During his campaign for president, Macron was generally regarded as a free trader, and was the only candidate who supported CETA, the Comprehensive Economic and Trade Agreement between the EU and Canada. He also voiced support for the Transatlantic Trade and Investment Partnership (TTIP), and has expressed an overriding belief of the value of free trade agreements. In the current political environment across the EU, however, the new French government may also pursue some policies that aim to protect European economic interests; Macron, for instance, has stated his support for a Buy European Act.

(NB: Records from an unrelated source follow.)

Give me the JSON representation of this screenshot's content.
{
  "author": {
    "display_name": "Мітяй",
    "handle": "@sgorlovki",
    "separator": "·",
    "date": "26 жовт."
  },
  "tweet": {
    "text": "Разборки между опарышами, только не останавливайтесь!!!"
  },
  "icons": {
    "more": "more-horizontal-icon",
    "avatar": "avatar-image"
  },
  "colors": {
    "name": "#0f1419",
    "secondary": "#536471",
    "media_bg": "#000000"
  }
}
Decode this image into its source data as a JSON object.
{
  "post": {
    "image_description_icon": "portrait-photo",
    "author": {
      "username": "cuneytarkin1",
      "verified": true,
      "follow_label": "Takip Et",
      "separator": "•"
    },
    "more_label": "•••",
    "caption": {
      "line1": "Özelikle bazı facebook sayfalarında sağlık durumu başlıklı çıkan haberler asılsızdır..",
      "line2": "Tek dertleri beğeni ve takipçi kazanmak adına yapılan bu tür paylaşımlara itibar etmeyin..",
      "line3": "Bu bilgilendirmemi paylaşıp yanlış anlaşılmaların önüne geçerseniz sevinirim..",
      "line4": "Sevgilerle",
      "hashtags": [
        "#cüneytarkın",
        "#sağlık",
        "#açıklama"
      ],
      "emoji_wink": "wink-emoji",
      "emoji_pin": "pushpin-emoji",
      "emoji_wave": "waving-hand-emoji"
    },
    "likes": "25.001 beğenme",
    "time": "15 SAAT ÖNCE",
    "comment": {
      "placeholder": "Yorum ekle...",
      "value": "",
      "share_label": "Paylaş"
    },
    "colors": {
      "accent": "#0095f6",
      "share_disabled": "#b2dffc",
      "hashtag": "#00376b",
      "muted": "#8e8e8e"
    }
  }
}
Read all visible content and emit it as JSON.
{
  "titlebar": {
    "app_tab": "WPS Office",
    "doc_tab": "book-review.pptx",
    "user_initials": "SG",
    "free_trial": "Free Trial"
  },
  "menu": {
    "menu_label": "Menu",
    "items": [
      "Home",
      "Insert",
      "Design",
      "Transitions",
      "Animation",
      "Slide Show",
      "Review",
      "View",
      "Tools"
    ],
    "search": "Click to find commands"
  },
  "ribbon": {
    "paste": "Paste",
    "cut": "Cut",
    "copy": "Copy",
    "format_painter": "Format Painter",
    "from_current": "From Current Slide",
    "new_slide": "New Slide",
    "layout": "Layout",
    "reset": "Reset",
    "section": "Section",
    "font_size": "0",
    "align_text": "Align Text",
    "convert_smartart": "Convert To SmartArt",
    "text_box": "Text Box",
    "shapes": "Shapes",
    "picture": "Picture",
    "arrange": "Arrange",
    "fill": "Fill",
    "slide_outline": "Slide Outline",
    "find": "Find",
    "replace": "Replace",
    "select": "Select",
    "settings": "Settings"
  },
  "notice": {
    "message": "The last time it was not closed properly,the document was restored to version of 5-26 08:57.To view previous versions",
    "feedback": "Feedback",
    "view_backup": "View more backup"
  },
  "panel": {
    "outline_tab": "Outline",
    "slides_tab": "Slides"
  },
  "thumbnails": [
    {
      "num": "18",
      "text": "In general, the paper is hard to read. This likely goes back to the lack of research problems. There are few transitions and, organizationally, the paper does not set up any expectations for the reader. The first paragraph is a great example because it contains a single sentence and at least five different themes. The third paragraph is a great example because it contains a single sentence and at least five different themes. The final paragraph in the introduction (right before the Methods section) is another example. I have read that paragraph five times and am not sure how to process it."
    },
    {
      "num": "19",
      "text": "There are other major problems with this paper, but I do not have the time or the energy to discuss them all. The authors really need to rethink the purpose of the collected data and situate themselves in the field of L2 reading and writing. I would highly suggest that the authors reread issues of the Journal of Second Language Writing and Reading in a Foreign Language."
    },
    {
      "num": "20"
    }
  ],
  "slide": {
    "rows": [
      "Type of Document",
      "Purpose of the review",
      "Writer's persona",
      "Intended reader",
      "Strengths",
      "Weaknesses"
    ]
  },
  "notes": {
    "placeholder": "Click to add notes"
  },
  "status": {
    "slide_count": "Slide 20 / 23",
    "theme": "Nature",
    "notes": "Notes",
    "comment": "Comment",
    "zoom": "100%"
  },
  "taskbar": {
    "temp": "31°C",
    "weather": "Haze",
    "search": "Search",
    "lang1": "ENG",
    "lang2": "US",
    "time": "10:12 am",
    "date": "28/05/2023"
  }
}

While France’s trade policies will likely evolve in the coming months, the new government’s commitment to the EU as an engine of economic growth is generally a positive sign for the global movement of goods and services – and for U.S. companies that benefit from global trade. Consider the fact that EU countries together rank second as an export market for U.S. companies, and that our total trade with the EU amounted to an estimated $1.06 trillion in 2013, according the Office of the United States Trade Representative. A stronger EU promises greater stability for world markets.
Today, France ranks as our country’s third largest EU trading partner and the third largest economy in the EU, after Germany and the United Kingdom. With a GDP of approximately $2.8 trillion in 2015, France is also the world’s sixth largest economy. According to the U.S. International Trade Administration’s export.gov, U.S. exports to France totaled approximately $49 billion in 2015. Overall, more than $1 billion in commercial transactions, including sales of U.S. and French foreign affiliates, take place every day. The United States is the top destination for French investment and the United States is the largest foreign investor in France.
The International Trade Administration notes that 25 percent of the bilateral trade between the U.S. and France is related to the aerospace industry. Key U.S. exports to France include industrial chemicals, aircraft and engines, electronic components, telecommunications, computer software, computers and peripherals, analytical and scientific instrumentation, medical instruments and supplies, and broadcasting equipment. Here is a full list of what France imports from countries around the globe.
Ecommerce is also important in France, where consumers spent approximately 72 billion euros online in 2016 – an increase of nearly 15 percent over 2015. Overall, the ecommerce market in France ranks sixth globally. U.S. companies looking to expand online sales will find a robust market in France and across the EU.